Prozac, per month, is $66, which is nuts. I tried it years ago, and it was $50/month then. Only for 3 weeks though, and it didn't work for me.
 
Got a call from my brother today. He is in a mental hospital in Philly, has been suffering panic attacks and hallucinations since Friday. Checked himself in(thank Bob). He is now the final sibling among four that has been admitted to mental hospital, so we're gonna truly welcome him to the family when we see him. I say this jokingly only because I'm actually quite happy he may have the opportunity to address all the shit we've experienced growing up, having avoided and acknowledged any treatment along the way. He's paranoid he may be exhibiting schizophrenia which my Mom has, but I don't think any of what happened along with his response qualifies.
 
Yikes... Had some of the worst anxiety I've ever had at work today. It was super busy for like 2 hours straight and I was the only person there. I had it all under control and everything, but regardless, my anxiety was insane. It was awful.
 
Yikes... Had some of the worst anxiety I've ever had at work today. It was super busy for like 2 hours straight and I was the only person there. I had it all under control and everything, but regardless, my anxiety was insane. It was awful.

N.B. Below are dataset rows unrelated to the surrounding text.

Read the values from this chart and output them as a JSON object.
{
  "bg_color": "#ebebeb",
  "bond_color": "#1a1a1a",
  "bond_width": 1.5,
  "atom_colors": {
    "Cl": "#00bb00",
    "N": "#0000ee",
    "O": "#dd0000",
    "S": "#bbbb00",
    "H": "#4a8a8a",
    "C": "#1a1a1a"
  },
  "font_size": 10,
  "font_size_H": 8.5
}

Try to develop an automatic deeper, slower breathing technique on your own time. In through nose, out through mouth/nose. You'll get better at it in a way where you can do it while working even, without it being obvious, and use it as a tool to help ride out your anxiety. It really does help calm the body and mind.
 
Try to develop an automatic deeper, slower breathing technique on your own time. In through nose, out through mouth/nose. You'll get better at it in a way where you can do it while working even, without it being obvious, and use it as a tool to help ride out your anxiety. It really does help calm the body and mind.

I actually was focusing on calm breathing, and I was breathing calmly pretty much the whole time. It just didn't help though. Pretty much all of the anxiety was mental (with the one exception of mild sweating). I just felt entirely overwhelmed.
Thank you for the advice though. I do appreciate it.